Что же стало причиной рождения сакральной жертвы? Жалость? Гнев? Сострадание к братьям меньшим? Просто морозной зимой за окном навеяло?
Нет. Поводом стало отречение. Желание откреститься: «Какая нечеловеческая жестокость! Какое черствосердие! А мы-то не такие!»
А не такие ли?
Давайте честно: а кто из нас не та проводница, выбросившая животное из поезда? Конечно, в той или иной степени, но все-таки? Только те, кого и зовут в народе с долей презрения — «кошатники», а то и «зоошиза».
В девятиэтажке, где я живу, в подвале обитают кошки. Каждый вечер их число меняется — пять, шесть, иногда три. Но я могу сказать точно: родилась и выросла в этом подвале только одна. Остальные — бывшедомашние. «Вот эту, — показывает мне на красивую, еще чистенькую и ухоженную, робкую, нежную кошечку одна из местных кормилец — древняя старушка, которая ходит кормить бедняг на свою копеечную пенсию каждый божий день, — выбросила моя соседка. Как я с ней ругалась! Как просила! Ну а что толку?..» И вот эта самая соседка — она тоже проводница. На тот свет. Пусть у нее другая профессия, но сути это не меняет.
А другие жители подъезда? Нет, они не выбрасывали кошек. Но их почему-то страшно раздражает маленький кусочек бумажки, на котором карандашом пишет старческими каракулями все та же бабушка: «В нашем подвале живут бездомные кошки! Кормите их!» Листочек висит не более двух дней, после чего его отдирает от стены и уносит, видимо, ветер. Такой особый ветер человеческой жестокости. И тот, кто срывает это объявление в 30-градусный мороз, — он тоже та самая проводница.
И кто проходит мимо подвального окна с тяжелыми пакетами, полными продуктов, не бросив ответный взгляд на молящие кошачьи глаза.
И кто выкидывает из подъезда на мороз кошку со словами «нечего здесь гадить!», которая — 99 процентов! — ускользнула из какой-то соседской квартиры, иначе откуда ей взяться в закрытом на домофон подъезде. Через какой-то час ее хозяева, размазывая по щекам слезы, будут носиться по окрестностям, расклеивая объявления и опрашивая всех кого можно: «Вы не видели?..» Нет, никто не видел. Только тот, кто выбросил. Но он не признается. Кому же хочется слыть проводником смерти.

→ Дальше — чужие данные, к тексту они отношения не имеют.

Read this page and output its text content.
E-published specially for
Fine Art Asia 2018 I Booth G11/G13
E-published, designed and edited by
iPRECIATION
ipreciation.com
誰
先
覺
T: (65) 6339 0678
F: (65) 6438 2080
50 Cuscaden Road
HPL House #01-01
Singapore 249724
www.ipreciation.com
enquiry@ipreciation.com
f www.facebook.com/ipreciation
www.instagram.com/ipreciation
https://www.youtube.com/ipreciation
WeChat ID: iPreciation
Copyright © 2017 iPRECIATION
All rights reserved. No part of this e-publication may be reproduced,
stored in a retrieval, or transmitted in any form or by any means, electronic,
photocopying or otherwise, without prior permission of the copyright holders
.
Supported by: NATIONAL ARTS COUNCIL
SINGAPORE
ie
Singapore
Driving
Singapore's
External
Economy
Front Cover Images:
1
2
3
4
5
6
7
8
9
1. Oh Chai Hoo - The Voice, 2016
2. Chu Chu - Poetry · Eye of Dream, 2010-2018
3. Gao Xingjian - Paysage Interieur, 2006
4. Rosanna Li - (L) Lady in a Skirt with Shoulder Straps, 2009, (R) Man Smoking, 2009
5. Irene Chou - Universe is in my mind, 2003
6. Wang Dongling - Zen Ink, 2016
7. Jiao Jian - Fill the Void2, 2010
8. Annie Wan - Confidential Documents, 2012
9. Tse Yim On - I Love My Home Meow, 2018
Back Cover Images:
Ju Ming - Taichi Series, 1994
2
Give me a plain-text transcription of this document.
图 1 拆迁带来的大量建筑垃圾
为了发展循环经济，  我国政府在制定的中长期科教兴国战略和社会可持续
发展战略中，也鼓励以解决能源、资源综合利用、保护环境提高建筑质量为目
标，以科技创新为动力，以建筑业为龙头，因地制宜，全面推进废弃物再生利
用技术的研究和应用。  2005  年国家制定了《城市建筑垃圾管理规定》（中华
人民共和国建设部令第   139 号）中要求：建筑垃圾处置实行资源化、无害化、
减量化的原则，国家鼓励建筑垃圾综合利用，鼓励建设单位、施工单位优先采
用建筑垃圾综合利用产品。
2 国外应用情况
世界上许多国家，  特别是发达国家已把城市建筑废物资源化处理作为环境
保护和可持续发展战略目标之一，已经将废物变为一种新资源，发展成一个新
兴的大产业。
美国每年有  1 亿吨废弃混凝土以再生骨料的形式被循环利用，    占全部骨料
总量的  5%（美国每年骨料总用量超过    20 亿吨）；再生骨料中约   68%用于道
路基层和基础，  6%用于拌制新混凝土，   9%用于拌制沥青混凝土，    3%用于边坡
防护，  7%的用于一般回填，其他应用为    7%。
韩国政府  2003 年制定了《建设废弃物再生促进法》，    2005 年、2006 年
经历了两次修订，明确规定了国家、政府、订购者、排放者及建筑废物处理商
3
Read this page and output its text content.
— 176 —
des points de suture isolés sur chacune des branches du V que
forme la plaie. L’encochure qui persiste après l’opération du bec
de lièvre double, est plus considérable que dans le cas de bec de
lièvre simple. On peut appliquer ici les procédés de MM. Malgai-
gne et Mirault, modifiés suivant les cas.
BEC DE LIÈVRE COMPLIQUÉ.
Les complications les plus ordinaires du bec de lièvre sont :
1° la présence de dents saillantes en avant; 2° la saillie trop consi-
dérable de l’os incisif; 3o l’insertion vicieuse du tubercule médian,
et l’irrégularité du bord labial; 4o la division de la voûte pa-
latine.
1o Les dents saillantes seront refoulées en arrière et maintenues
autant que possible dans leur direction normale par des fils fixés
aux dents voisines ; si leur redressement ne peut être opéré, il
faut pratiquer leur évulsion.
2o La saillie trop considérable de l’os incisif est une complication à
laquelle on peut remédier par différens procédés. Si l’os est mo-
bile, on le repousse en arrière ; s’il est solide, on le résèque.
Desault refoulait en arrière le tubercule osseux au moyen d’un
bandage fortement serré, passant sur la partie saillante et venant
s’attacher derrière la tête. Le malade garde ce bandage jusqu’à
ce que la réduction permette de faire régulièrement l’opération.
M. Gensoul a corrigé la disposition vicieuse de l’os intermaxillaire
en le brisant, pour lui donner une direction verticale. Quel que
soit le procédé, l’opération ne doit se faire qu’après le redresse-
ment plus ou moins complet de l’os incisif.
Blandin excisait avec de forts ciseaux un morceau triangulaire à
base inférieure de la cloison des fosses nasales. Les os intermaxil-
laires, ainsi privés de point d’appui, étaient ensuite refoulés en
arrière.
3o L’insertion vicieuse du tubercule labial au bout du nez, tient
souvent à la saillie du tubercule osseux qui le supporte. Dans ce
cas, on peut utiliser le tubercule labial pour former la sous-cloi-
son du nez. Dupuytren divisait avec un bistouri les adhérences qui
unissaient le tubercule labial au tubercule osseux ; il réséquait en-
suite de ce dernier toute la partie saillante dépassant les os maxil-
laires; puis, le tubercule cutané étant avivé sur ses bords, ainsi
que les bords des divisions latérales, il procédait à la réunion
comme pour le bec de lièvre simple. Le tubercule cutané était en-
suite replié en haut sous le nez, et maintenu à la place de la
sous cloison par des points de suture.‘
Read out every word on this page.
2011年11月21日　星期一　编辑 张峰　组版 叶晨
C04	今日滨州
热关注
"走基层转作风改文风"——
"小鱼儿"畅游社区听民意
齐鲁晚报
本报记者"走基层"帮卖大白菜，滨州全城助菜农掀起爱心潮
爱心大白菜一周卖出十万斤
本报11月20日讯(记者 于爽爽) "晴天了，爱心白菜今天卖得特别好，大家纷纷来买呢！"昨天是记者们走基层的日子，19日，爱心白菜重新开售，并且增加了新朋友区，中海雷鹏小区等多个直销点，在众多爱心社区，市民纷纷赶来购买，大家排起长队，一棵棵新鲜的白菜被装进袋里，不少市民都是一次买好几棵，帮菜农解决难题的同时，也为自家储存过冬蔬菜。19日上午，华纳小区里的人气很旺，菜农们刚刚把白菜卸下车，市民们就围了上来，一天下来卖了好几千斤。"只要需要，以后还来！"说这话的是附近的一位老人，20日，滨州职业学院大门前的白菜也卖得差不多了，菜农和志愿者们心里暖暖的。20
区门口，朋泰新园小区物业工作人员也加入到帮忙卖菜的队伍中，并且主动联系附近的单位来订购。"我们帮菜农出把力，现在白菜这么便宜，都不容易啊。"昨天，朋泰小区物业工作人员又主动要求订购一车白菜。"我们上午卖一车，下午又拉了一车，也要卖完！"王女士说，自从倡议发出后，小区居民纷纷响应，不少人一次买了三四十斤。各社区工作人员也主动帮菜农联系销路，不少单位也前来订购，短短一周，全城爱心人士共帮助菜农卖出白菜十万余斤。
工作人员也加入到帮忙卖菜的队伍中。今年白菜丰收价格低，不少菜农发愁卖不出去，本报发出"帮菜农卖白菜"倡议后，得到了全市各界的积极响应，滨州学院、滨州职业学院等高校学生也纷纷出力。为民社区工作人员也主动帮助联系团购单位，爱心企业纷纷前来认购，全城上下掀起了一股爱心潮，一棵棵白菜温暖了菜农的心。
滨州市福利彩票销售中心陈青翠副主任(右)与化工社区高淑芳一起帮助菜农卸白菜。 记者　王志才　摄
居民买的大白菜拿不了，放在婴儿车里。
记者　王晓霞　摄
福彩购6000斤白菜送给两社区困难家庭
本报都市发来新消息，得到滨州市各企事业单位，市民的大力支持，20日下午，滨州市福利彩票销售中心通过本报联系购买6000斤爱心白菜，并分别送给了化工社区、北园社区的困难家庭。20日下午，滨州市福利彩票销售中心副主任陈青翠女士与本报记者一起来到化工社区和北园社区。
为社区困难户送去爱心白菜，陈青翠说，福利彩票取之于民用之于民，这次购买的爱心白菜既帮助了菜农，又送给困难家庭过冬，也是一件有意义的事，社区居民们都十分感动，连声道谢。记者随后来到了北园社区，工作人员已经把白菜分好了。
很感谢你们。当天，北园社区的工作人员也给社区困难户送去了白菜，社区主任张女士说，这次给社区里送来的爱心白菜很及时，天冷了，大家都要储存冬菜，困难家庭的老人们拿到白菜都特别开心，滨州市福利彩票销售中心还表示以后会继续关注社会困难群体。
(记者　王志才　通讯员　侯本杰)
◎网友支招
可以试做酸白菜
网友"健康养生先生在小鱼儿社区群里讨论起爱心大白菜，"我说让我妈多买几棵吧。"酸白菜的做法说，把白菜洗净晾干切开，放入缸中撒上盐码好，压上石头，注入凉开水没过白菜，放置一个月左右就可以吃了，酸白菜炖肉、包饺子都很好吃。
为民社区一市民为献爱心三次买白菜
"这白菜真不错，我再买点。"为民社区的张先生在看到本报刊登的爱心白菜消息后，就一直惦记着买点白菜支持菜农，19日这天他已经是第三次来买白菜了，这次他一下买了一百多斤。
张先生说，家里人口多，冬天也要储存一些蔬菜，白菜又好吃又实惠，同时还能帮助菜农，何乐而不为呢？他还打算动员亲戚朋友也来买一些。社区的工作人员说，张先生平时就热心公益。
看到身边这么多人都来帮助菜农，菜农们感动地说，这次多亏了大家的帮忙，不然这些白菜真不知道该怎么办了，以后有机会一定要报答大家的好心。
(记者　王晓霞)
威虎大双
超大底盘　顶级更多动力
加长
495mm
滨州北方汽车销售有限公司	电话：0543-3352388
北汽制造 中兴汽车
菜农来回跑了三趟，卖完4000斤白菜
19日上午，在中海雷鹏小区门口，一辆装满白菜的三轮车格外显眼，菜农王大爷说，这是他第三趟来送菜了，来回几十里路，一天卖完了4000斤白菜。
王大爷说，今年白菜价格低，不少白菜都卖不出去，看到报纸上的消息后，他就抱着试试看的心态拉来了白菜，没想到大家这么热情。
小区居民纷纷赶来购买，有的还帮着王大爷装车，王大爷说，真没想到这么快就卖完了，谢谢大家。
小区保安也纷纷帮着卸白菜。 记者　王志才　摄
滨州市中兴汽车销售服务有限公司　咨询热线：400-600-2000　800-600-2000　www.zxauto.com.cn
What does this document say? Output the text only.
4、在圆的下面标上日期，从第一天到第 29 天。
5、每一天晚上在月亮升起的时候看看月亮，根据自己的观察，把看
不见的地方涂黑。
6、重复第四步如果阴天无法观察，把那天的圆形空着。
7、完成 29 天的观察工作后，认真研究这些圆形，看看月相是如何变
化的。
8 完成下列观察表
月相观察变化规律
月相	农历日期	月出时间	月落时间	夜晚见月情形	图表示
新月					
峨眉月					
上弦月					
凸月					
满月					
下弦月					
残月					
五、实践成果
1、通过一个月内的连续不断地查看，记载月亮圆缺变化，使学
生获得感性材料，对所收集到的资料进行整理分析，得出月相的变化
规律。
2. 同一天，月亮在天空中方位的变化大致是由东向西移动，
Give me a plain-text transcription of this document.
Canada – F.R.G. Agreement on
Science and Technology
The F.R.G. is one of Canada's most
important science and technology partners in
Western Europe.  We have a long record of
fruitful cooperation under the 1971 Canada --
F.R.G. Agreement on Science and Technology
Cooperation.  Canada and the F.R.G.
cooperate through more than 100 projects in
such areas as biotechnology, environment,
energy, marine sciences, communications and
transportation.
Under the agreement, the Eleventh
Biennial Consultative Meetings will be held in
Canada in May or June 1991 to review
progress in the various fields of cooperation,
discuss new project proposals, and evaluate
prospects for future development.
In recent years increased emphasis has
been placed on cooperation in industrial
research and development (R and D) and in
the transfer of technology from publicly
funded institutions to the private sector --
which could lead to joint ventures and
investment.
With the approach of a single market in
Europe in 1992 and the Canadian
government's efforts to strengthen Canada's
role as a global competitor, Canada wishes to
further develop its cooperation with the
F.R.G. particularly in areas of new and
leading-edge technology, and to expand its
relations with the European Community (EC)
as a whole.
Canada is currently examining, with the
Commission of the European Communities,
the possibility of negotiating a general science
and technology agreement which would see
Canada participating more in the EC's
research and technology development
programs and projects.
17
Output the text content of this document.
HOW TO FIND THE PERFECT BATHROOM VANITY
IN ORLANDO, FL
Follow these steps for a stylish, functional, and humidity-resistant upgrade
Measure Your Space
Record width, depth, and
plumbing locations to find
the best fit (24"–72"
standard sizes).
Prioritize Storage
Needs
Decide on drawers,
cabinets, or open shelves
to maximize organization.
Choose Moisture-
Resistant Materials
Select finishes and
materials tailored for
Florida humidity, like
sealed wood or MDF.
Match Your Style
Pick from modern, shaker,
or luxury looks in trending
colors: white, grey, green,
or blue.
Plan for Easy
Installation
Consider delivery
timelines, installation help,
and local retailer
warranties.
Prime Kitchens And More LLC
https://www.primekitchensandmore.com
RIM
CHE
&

И это не говоря уже про тех, кто оставляет осенью своих питомцев на дачах, переезжая в сытое тепло, в город. «Вы знаете, сколько остается этих кошек и собак? После вас, городских! — злобно говорят работники маленьких деревенских магазинчиков. — Мы их подкармливаем как можем!»
А если бы те триста с лишним тысяч человек, кто подписали петицию с требованием «наказать!», в память о так поразившем их в самое сердце погибшем Твиксе, взяли бы в дом по бездомной кошке… Или та же Мизулина на деньги, на которые предлагается поставить памятник, закупила кормов для какого-то нового приюта…
Кошки — они же как дети. «…А где отец ребенка? Ах, он не душил младенца в лесу!»
Не надейтесь оказаться лучше проводницы, если вы не участвуете в судьбе бездомных животных. И неважно, что не вы их выбросили. Важно, что вы их не подобрали. Или хотя бы не накормили.
А давайте в память о Твиксе каждый, кто может, возьмет с улицы кошку. И назовет ее Твиксом. Или хотя бы начнет кормить какую-то бездомную кошку. Она, я уверена, тоже согласится отзываться на это имя. Пакетик корма, кстати, стоит от 20 рублей — это дешевле свечки в церкви.
А властям стоило бы рассмотреть такой законопроект, который позволял бы не создавать приюты для бездомных животных, где вечно нет мест, а направлять деньги напрямую их кураторам. Создать общую базу бездомных животных и предложить людям брать их под опеку за небольшую доплату.
Вот эти и какие-то другие хорошие, добрые дела стали бы достойной памятью сакральной жертве по имени Твикс. А не то, что проводницу уволят из РЖД (и возьмут на работу в другое место). Это не сделает лучше ни ее, ни нас. А главное — ничего не изменит в зачастую очень горькой судьбе никак не защищенных от людей домашних и бездомных животных.